Крутые горы | страница 4



– Иди скорей! Я побежала!

Она сворачивала к своему госпиталю, прибавляла шаг, а доисторические животные все ревели в один голос, предупреждая тех, кто работает, чтобы они не опаздывали. Они ревели, сипели, наверное, с минуту, а то и больше и утихали так же неожиданно, как и начинали. Это ревели заводские гудки, и я всегда с ужасом думал о них. В первый день, как мы пришли учиться, нам объяснили, что если заводы загудят вот так же, как утром, среди бела дня и будут гудеть долго, это начинается воздушная тревога. И тогда надо бежать в бомбоубежище, надо прятаться в щели, отрытые во дворах.

Эти слова пугали меня, и, сидя на уроке, я неожиданно сжимался: мне казалось, что вот-вот загудят все заводы. Но время шло, воздушных тревог не объявляли, только однажды вечером над городом вдруг взвились три голубых прожекторных столба, перекрестились мгновенно. Я был на улице, кажется, мы с мамой ходили отовариваться в магазин, и я подумал, что это ищут немецкий самолет: в небе что-то гудело. Мама, наверное, подумала то же, она прижала меня к себе, но не двинулась с места; мы стояли посреди улицы, как загипнотизированные, и глядели вверх. Прожекторные лучи разбежались в стороны, и тут один из них ухватил своей лапой маленький самолетик. Другие лучи тотчас опять сомкнулись вместе, и в перекрестии белых столбов, располосовавших небо, я разглядел на крыле самолета звездочку. Летчик покружил неторопливо над городом – видно, это были учения прожектористов, да и заводы не гудели, – но мы с мамой все никак не могли наглядеться на это зрелище, пока прожекторы один за одним не погасли.

Когда мы пошли дальше, я почувствовал, что мама крепче сжимает мою руку.

Тревоги так и не было, в щелях, отрытых во дворах, играли мальчишки, однако стрелки на домах, указывающие, где ближайшее бомбоубежище, время от времени подновляли. Но страх к утренним гудкам у меня не проходил. Шагая за мамой, все никак не в силах проститься со сном, я тревожно думал всякий раз, что сейчас я открою глаза и раздастся этот сиплый вой.

* * *

Но настоящую войну мне показал Вовка Крошкин.

Мы сидели с Вовкой на одной парте, и он вполне соответствовал своей фамилии.
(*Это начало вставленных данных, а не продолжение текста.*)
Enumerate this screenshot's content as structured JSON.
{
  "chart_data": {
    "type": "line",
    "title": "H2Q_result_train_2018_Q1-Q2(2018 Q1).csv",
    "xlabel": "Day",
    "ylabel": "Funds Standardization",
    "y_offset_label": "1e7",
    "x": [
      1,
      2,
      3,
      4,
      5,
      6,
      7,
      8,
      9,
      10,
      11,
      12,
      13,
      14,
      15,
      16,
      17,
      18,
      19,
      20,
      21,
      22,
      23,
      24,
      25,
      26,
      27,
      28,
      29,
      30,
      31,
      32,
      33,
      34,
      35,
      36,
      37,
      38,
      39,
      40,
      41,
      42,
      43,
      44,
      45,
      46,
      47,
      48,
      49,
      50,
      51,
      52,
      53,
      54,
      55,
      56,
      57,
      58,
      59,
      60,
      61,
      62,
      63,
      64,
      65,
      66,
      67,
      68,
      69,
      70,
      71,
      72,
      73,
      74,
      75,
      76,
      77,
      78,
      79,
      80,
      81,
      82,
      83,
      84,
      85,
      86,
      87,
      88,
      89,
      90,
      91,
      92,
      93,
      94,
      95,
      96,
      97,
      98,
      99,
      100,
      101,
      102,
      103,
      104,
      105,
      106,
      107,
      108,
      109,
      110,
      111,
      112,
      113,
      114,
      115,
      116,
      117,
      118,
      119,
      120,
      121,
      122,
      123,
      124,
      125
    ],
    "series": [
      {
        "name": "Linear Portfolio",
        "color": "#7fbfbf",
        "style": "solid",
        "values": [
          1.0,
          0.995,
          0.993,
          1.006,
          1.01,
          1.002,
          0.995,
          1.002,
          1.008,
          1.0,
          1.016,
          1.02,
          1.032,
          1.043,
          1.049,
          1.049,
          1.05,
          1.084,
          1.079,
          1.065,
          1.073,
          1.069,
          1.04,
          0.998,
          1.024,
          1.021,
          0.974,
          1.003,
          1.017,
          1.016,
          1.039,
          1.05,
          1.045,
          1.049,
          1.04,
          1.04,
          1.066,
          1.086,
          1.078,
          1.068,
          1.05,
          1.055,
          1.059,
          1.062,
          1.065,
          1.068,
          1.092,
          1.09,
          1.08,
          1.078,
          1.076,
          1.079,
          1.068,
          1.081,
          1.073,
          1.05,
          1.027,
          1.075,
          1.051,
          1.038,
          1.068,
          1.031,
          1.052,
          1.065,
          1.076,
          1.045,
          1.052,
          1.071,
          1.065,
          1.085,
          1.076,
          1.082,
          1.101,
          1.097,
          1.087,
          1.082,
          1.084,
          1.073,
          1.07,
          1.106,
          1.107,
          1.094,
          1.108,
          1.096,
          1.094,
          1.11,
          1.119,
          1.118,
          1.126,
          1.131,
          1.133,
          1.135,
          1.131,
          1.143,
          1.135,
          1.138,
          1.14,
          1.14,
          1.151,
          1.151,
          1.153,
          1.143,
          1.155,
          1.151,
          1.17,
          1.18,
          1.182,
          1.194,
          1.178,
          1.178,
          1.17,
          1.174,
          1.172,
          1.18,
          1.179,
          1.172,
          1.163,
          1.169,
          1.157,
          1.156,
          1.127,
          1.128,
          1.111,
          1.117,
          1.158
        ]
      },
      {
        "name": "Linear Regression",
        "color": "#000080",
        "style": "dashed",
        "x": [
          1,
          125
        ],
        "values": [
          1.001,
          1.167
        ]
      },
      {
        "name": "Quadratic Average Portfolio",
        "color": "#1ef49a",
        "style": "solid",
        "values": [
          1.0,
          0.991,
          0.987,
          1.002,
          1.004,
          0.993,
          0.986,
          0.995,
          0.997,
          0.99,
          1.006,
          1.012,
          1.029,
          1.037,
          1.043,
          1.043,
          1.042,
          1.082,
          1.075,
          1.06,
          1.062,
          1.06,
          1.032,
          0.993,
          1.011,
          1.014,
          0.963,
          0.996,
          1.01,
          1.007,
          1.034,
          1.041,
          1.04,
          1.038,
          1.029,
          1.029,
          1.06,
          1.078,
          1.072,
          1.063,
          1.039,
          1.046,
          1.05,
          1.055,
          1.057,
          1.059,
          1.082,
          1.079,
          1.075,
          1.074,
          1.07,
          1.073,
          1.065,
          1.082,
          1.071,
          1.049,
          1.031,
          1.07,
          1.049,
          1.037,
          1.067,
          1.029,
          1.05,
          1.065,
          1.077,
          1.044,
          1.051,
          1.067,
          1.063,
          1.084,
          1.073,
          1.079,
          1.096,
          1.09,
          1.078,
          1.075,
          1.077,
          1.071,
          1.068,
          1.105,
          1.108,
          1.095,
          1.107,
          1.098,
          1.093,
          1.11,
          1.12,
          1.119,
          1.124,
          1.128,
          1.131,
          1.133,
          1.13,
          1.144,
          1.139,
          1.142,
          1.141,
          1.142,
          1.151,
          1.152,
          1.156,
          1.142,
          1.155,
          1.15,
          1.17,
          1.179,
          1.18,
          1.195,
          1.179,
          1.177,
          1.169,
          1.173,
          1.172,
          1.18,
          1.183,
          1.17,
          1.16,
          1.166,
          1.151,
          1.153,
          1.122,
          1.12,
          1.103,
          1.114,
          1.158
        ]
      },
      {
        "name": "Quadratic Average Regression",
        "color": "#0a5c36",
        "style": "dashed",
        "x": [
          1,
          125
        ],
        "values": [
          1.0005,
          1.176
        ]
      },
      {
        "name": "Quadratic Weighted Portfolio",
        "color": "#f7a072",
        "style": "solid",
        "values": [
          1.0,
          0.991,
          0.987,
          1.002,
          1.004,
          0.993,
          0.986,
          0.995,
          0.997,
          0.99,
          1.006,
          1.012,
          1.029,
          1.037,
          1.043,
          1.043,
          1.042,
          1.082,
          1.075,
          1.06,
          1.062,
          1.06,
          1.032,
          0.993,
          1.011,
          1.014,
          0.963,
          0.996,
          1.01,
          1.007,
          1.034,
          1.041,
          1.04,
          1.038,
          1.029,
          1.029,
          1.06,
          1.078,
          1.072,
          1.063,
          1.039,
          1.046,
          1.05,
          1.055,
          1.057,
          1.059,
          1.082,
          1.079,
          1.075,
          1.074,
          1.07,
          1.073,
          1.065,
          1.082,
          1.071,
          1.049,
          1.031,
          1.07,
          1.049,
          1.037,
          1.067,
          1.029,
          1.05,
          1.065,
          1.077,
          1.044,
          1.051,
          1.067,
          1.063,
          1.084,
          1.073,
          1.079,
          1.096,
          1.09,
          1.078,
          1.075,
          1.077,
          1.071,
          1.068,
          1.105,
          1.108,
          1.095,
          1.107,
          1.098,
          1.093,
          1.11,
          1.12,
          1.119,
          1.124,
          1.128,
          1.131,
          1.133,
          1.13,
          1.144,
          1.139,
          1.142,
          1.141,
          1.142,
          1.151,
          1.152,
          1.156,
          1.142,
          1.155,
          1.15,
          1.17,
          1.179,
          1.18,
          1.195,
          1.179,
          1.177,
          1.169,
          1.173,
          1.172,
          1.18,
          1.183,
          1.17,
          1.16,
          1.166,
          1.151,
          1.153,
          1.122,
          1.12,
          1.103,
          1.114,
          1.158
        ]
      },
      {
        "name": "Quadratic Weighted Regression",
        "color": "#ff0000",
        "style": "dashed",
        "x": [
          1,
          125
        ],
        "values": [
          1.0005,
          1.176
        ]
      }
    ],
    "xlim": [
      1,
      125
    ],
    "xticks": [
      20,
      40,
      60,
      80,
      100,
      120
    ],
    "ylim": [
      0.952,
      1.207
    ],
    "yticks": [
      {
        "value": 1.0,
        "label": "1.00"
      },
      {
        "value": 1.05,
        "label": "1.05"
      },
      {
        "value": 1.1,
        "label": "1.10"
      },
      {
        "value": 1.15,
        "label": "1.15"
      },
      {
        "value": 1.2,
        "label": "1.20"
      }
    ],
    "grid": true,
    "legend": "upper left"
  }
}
Вовка Крошкин был очень маленький, но очень головастый. Головастый во всех смыслах. Он хорошо соображал, особенно по арифметике, а кроме того, его голова была очень большая, круглая и крепкая. Иногда – не злоупотребляя, впрочем, этим – Вовка применял ее как таран, готовый снести на своем пути любую преграду. Во всяком случае – почти любую.